In a related report by The Inquisitr, Rick Ross probably wishes he was Dr. Dre right about now, since he became the first hip hop billionaire in real life, not just in a rap song’s lyrics.
Rick Ross’ Hood Billionaire album pretty much summarized the rapper’s aspiration, and a week before the Forbes Cash Kings 2014 list was announced, he had already declared that he should be among the honored few.
“I’m always top five. That’s in my mind,” Ross said. “The beauty of the Forbes list is that it excites the streets. It gives people an idea of what’s going on financially. It inspires the youngsters.”
While Rick Ross’ net worth is the stuff of rumors and debate, most estimates put him somewhere in the range of $28 million, and it’s believed his annual income is around $7 million. Unfortunately for Rick Ross, annual income is the name of the game in order to even place on the Forbes Cash Kings 2014 list.
For example, Ross has a long ways to catch up with Dr. Dre, since his pre-tax earnings in 2014 were $620 million alone. This huge pile of the Benjamins actually beat out everyone else on the Forbes Cash Kings 2014 list combined, so perhaps it’d be more fair to only consider those further down the list of 24 hip hop stars. Even then, Jay Z and Diddy tied for $60 million, Drake took in $33 million, and Macklemore & Ryan Lewis ended the top five list with $32 million.

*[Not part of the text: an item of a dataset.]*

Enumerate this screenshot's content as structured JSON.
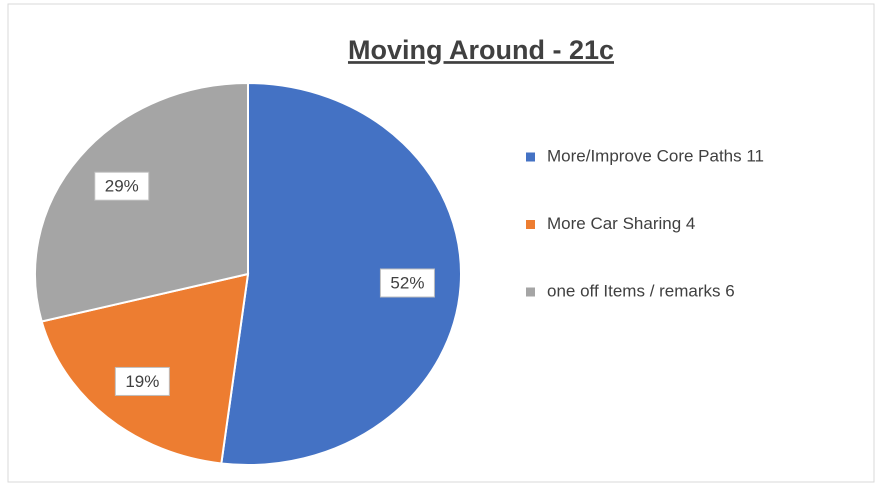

So it would seem that Rick Ross would need to increase his income by over thirty times before he can ever hope to make that esteemed list. And that’s why Forbes labels Ross the chicken king. He’s been slowly expanding his Wingstop empire (just don’t bring your guns) and the poultry profits have been slowly expanding to the point that he’s yanking in seven figures just from selling chicken. Ross pockets about $200k in annual profit per franchise and at this point he’s grown to owning nine franchises, most of them centered near Miami.
“I just wanted it to be something,” says Ross of his Wingstop efforts. “The business just grew. It really grew. The community really came out, supported it, and showed us a lot of love.”
It also helps that Wingstop carries his most “favorite lemon pepper wings in the world.” In the world of hip hop, the name of “chicken boss” may not be the most aspiring, but at in the case of Rick Ross it seems to make a good fit.